Kate Bulkley, Media Analyst.

London Live is far from dead

By Kate Bulkley

Broadcast News

Share |

For Broadcast May 08, 2014

Audience share isn’t the only measure of success, says Kate Bulkley

Judging the future of London Live after a month on air is difficult – and some of the criticism of the very-near-zero Barb ratings has been harsh.

The media stable that gave birth to London Live owns the London Evening Standard, the i and The Independent, and is used to being told its decisions are idiotic and then proving everyone wrong. The ES becoming a free newspaper? It would be the end of the publication, for sure. Not so, the ES is more successful now in terms of readership and advertising revenue than it has been for years.

The i as a “snackable” version of its sister newspaper The Independent? Sheer folly; just asking for cannibalisation. In fact, they discovered that people want different papers for different occasions.

London Live chief executive and ES and The Independent managing director Andrew Mullins has a track record of defeating the doubters.

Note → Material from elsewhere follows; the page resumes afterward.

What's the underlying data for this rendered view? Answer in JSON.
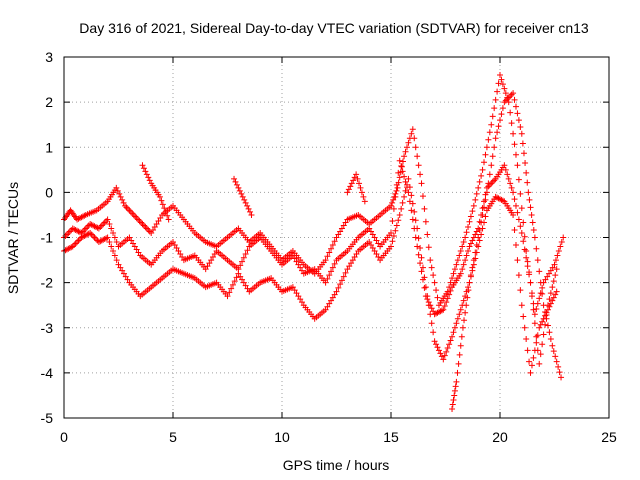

Crucially, he sees his new TV channel as part of “a blended model” of media, in which all the elements feed each other.

That idea is not without merit. London Live is a linear channel but also an in-house video content creator for the ES and Independent websites. A London

Live news clip about the death of Peaches Geldof was the Independent website’s second most searched-for clip all day, with more than 20,000 views. Mullins compares that with the linear channel’s 3,000 viewers per week (according to Barb) and likes what he sees.

London Live is also focusing on growing through social media – soon, seven of the channel’s 65 fulltime staff will be dedicated to clipping and socialising the channel. A show called Drag Queens Of London, made by The Connected Set, was the number one trending topic on Twitter during its airing. And then there are the YouTube programme-makers such as The T-Boy Show producer DntJealousMe, which has 117,000 subscribers and 218 million views on YouTube.

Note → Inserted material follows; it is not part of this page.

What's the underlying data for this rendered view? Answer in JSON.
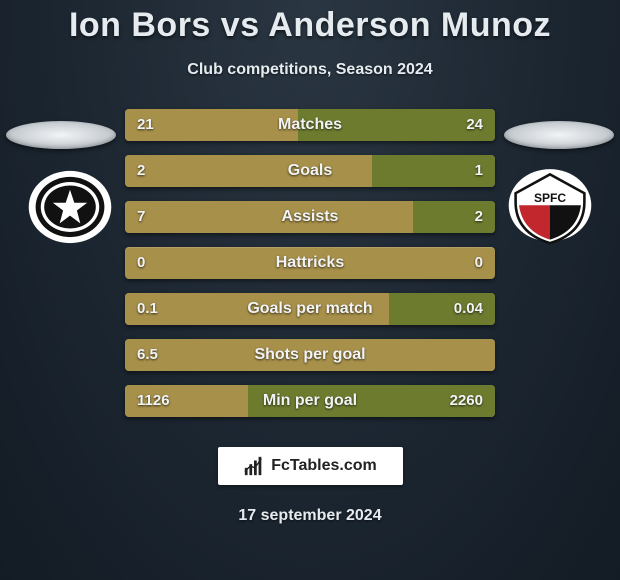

Plus, some advertisers like the engaged and youthful audience and the multiplatform approach – Mullins is set to announce a sizeable sponsor for its Fresh One-created Food Junkies series.

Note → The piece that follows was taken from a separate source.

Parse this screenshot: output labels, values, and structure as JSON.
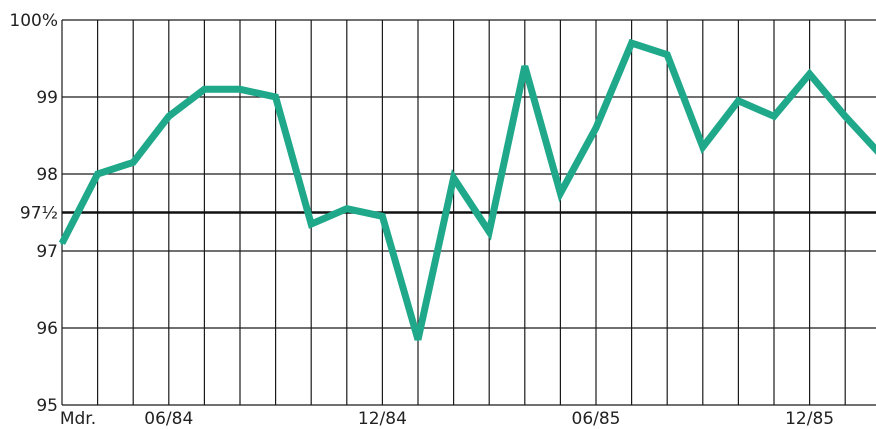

London Live also has a great EPG number (8 on Freeview) and its own research suggests 43% of its targeted 16 to 34 year-old audience don’t even know the channel exists. There’s still plenty of potential.

Okay, there are a few worries – the ES, Independent and London Live brands do not target the same demographic; trying to grow a young TV audience with two newspapers whose main readers are over 35 will be tough. Also, it’s risky to launch a linear channel to a demographic already catered for by the likes of E4, ITV2 and the soon-to-be-non-linear BBC3.

London Live knows it will have to create more and better monetisation opportunities, including better Barb figures. But Channel 5’s estimated £350m in annual revenues was based not only on its 6% audience share but also on its success in cross-selling with Richard Desmond’s print titles.

So, good luck to London Live. Any media that is locally focused with a high level of news content deserves more than simply being beaten about the head for low Barb numbers in its early days. It’s a bit too soon to declare London Live dead.